Simple improvements to the electrical design of the photodetectors presented above should allow faster response, along with higher quantum efficiencies at lower applied biases. Incorporating mid-level doped regions in addition to the p+ and n+ used in these structures so as to form a p+/p/i/n/n+ structure with p and n regions extending closer to the device center would allow lower wis without introducing excessive optical loss and therefore higher transit time-limited bandwidths (inversely proportional to wi); thicker contact wings would also increase bandwidth by increasing mobility in the wings. Both of these modifications would also be expected to reduce the applied voltages required for carrier extraction by reducing recombination in the intrinsic region.

The photodetector results presented above constitute a first realization of electrically active PhC devices in a CMOS environment, but together with the possibility for increased bandwidth and reduced operating voltage also indicate promise generally for resonant subbandgap photodetection with sub-nA dark currents and low capacitance in this environment. Use of higher NA photolithography in more modern processes should also allow for lower roughness and disorder-induced loss and higher intrinsic Qs in PhC devices generally.

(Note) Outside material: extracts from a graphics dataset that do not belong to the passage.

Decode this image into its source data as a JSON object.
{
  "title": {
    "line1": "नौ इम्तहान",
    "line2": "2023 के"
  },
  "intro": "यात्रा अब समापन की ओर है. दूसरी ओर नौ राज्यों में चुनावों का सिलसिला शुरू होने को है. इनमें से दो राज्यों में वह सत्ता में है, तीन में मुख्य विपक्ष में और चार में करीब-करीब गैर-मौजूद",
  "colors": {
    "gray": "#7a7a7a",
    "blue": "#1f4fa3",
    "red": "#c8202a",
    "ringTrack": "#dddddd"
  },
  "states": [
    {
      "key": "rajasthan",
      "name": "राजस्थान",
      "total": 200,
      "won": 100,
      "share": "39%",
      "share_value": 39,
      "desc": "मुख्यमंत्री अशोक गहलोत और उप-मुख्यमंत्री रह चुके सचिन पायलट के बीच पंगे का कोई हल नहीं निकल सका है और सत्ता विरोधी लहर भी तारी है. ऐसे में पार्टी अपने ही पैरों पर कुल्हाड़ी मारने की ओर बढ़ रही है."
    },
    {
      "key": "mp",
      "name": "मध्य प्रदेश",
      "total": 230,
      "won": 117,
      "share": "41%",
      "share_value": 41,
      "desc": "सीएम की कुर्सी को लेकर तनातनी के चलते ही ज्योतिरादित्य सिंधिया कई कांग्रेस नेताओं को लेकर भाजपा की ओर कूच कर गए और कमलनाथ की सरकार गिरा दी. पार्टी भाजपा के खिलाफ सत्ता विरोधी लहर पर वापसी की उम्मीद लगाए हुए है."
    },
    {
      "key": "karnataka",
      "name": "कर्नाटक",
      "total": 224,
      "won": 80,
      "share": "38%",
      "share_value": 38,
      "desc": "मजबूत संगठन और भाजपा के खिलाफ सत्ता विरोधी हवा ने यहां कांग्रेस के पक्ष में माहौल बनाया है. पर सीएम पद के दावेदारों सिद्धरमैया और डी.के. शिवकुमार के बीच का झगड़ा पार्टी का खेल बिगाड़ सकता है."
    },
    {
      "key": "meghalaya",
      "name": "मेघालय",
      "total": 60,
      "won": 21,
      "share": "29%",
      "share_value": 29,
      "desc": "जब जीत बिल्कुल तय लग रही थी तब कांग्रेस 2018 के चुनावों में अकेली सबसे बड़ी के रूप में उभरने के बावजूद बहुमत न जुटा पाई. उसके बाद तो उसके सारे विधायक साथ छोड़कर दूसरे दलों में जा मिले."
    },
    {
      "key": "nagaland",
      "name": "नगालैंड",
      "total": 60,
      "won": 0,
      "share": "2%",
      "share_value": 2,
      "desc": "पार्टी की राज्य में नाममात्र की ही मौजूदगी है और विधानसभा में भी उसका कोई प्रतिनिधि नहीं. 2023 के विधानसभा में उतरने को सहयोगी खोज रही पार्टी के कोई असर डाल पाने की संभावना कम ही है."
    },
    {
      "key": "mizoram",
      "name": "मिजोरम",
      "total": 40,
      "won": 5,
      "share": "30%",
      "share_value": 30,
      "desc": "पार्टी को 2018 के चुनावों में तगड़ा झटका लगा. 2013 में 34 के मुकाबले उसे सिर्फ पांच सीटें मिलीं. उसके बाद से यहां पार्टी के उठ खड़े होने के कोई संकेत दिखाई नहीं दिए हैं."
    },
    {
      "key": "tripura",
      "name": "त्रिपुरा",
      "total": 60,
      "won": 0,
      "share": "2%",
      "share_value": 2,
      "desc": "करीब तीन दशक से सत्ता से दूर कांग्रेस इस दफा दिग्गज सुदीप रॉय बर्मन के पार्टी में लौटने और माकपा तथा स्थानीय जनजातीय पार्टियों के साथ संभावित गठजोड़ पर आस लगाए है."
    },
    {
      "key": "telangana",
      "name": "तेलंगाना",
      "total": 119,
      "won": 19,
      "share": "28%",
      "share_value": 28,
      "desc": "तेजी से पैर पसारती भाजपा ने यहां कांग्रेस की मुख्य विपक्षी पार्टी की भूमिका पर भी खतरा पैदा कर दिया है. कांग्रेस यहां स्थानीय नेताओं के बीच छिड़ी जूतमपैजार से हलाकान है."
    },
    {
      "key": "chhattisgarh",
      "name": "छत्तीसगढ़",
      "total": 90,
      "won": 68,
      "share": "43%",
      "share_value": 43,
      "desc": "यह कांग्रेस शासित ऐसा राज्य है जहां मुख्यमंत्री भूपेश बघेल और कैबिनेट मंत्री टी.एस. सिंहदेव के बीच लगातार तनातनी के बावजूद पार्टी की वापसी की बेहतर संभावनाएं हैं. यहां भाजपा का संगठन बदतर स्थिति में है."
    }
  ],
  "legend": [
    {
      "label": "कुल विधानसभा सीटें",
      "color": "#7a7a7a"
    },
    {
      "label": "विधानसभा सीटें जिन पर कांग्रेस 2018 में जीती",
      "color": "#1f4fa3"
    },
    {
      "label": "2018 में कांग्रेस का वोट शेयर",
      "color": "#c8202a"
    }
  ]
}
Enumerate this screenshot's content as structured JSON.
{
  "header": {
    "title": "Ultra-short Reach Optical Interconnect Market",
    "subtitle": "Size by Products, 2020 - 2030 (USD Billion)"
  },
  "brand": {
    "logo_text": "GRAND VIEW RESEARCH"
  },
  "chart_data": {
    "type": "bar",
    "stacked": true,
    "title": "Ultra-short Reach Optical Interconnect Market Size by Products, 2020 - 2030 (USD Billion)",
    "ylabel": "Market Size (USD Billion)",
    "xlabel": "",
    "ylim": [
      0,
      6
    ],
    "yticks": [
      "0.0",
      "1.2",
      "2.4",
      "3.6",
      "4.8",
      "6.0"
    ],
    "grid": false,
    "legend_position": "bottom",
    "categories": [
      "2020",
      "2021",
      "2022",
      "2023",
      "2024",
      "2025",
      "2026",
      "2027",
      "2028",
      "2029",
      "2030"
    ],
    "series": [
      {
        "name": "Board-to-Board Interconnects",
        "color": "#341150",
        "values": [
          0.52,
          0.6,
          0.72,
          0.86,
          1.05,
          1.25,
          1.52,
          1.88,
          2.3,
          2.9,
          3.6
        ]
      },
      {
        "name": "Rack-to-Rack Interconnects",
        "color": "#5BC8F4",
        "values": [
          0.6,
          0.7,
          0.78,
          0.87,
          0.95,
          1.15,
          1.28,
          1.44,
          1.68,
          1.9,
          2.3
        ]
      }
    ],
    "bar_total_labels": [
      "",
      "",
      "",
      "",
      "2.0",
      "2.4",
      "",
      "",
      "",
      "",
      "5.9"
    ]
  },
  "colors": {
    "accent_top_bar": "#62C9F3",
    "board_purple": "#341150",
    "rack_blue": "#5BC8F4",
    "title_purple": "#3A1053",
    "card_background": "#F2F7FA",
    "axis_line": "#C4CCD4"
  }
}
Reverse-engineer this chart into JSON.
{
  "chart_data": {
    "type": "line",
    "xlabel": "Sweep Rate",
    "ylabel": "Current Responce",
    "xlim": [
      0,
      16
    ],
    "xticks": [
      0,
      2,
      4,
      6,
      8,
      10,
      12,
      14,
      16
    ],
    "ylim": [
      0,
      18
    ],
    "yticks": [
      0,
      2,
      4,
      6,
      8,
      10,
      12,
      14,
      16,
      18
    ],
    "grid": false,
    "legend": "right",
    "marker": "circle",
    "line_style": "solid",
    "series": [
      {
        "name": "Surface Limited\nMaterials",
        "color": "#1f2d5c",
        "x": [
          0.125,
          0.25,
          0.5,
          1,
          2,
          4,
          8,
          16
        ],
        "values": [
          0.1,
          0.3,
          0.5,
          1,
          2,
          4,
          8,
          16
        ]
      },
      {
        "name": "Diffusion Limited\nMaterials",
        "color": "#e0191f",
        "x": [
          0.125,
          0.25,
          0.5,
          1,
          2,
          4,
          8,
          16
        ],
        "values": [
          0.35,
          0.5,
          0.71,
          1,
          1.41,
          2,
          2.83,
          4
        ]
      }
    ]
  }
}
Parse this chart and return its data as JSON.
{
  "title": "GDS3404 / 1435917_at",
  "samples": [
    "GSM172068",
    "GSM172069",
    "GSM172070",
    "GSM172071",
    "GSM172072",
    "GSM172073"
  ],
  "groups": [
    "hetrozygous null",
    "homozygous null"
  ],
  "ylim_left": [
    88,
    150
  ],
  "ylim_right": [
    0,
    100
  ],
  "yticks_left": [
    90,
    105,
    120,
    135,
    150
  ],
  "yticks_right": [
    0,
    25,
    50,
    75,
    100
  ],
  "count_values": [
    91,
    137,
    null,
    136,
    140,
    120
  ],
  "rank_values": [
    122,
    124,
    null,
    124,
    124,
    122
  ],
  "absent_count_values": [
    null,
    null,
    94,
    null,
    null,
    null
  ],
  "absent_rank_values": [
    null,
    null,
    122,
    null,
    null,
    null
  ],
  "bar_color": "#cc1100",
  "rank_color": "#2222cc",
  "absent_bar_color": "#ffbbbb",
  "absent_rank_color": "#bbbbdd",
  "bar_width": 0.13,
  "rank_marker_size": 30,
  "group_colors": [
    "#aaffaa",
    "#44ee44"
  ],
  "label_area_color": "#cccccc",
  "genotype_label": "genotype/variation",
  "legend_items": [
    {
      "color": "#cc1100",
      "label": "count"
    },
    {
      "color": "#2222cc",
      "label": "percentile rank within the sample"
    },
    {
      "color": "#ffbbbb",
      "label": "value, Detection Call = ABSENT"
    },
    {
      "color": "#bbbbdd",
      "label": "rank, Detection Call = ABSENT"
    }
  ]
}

Our work demonstrates that pSi PhC microresonators with quality factors of up to 60,000 in passive devices can be designed and fabricated within a scaled CMOS foundry in the same layer as is used for transistor gates, with potential for significant improvement with process and material quality. The contacted designs and the photodetector device presented here also indicate the potential for active wavelength-scale electro-optic devices. In the context of integrated Si photonic interconnects, we expect these results could impact design considerations primarily for low-capacitance resonant photodetectors (both linear and nonlinear) and high-efficiency modulators. Quantum photonic applications relying on such resonators may eventually benefit as well from the ability to produce them in scaled processes, integrated tightly with control electronics and tuning mechanisms.

Methods

Cavity simulation and design

Design proceeded by first calculating band structures of 1D PhC waveguides39 to approximately locate parameters for the desired resonant frequency, after which FDTD simulation in MEEP25 of the full design allowed for quality factor calculation and optimization. Band structures of the 2D contact slab, as shown in the supplementary information, were calculated with the same method as for the 1D cavity waveguides. Designed devices were laid out within Cadence Design Systems' Virtuoso, a common VLSI layout tool40.

Device characterization

An HP 8164A lightwave measurement system was used for spectral measurements; the laser linewidth (and hence spectral resolution) is < 1 MHz. An Agilent 4156C semiconductor parameter analyzer was used for DC biasing and current measurement. For modulation response measurements, the output of a microwave synthesizer was modulated onto the input light with a lithium niobate modulator and the RF power in the device photocurrent measured with a microwave spectrum analyzer. Consideration of the RF power measured in the PhC device relative to that under the same measurement performed on a commercial photodiode with a frequency response known to be flat (Discovery Semiconductor DSC20S) for frequencies up to 20 GHz allows for elimination of any frequency response from components in the system other than the PhC device.